Confira como o Novo Decreto propõe o aumento da atuação governamental no acesso a infraestruturas essenciais pelo reforço das competências da Agência Nacional do Petróleo, Gás Natural e Biocombustíveis (ANP); a criação do Plano Nacional Integrado das Infraestruturas de Gás Natural e Biometano, que será elaborado pela Empresa de Pesquisa Energética (EPE), e proposições para abertura do mercado com um regime de transição para novos modelos de transporte.
Reforço das competências da Agência Nacional do Petróleo, Gás Natural e Biocombustíveis (ANP)
Medidas visando acesso a infraestruturas essenciais
O Novo Decreto cria o Capítulo I-A no Decreto nº 10.712/2021, denominado “Do Abastecimento Nacional de Gás Natural, inclusive seus Derivados, Biometano e Energéticos Equivalentes”. Na Seção I desse capítulo, reforçam-se as competências da ANP para regular questões com impacto no preço, como:
- Expedição de outorga de infraestruturas de gás natural (art. 5º-B, IV), estabelecimento de remuneração justa e adequada para os titulares das infraestruturas referente ao acesso de terceiros e condizente com os riscos da atividade (art. 5º-B, V);
- Promover ações para assegurar a transparência na formação de preços e identificar os custos do gás natural, de seus derivados e do biometano, praticados pelos agentes do mercado (art. 5º-B, VII);
- Estabelecer que a ANP deverá seguir o Plano Nacional Integrado das Infraestruturas de Gás Natural (Plano Nacional Integrado) (art. 5º-B, III).
A remuneração justa e adequada para as infraestruturas é definida como aquela que alcança a remuneração mínima pretendida pelo investidor para remuneração do capital investido na infraestrutura, com a sua devida correção inflacionária e amortização ao longo do tempo, que refletirá o menor impacto ao preço observado pelo consumidor, com vistas à apropriação justa dos benefícios auferidos pelos agentes econômicos do setor, pela sociedade, pelos consumidores e pelos usuários de bens e serviços da indústria de gás natural (art. 5º-B §3º).
O Novo Decreto estabelece que a ANP, verificando haver necessidade e viabilidade técnica e econômica, determinará, ao titular da infraestrutura de escoamento, tratamento e processamento de gás natural, sua ampliação para atender ao acesso de terceiros interessados, devendo o investimento ser reconhecido no ato de autorização, com a correspondente remuneração de capital (art. 16, §4º).

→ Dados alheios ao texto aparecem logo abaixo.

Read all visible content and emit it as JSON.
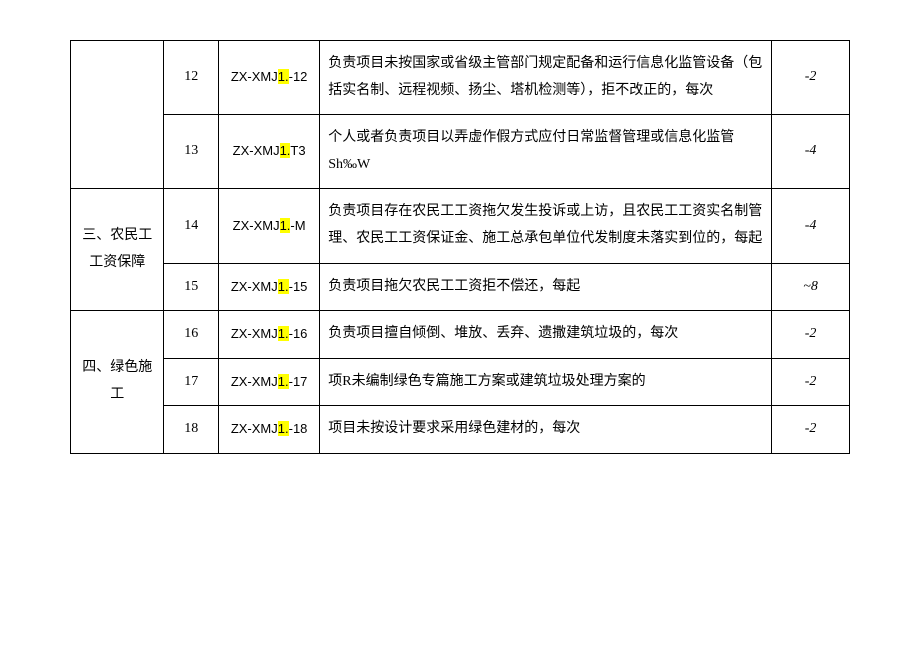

Caso o agente não atenda a determinação da Agência, poderá ter revogado o ato de outorga da titularidade da instalação e a ANP poderá adotar as medidas legais e contratuais cabíveis (art. 16, §4º).
Medidas visando aumento de oferta de gás
Na seção II são reforçadas as competências da ANP para zelar pelo interesse dos consumidores quanto à oferta. Estabelece-se que a ANP deverá, além de monitorar a segurança de abastecimento de gás e seus derivados, adotar medidas para garantir a oferta de gás, como:
- Realizar novas licitações de oferta de área para exploração e produção de petróleo e gás natural;
- Determinar, mediante prévio processo administrativo com oitiva das empresas:
- A redução da reinjeção de gás natural ao mínimo necessário, inclusive com o estabelecimento do volume máximo de gás natural a ser reinjetado;
- O aumento da produção de gás natural para campos em produção, inclusive os campos maduros;
- Que novos projetos com volumes significativos de gás natural contemplem possibilidade de exportação de gás natural;
- Determinar a adequação da capacidade operacional das infraestruturas de produção, escoamento, tratamento, processamento e transporte de gás natural e seus derivados para atendimento à ampliação do volume estimado da produção de gás natural constante no Plano Nacional de Infraestrutura, de forma a atender aos interesses dos consumidores e ao abastecimento nacional;
- Promover a articulação entre produtores de petróleo, gás natural, biogás e biometano, com vistas à elaboração do planejamento setorial pela EPE, à promoção do acesso e do compartilhamento das infraestruturas e à eficiência setorial;
- Estabelecer limites à exportação de gás natural quando identificado que a oferta futura de gás natural não será suficiente para atender à demanda dos consumidores nacionais, conforme diretrizes do Conselho Nacional de Política Energética – CNPE.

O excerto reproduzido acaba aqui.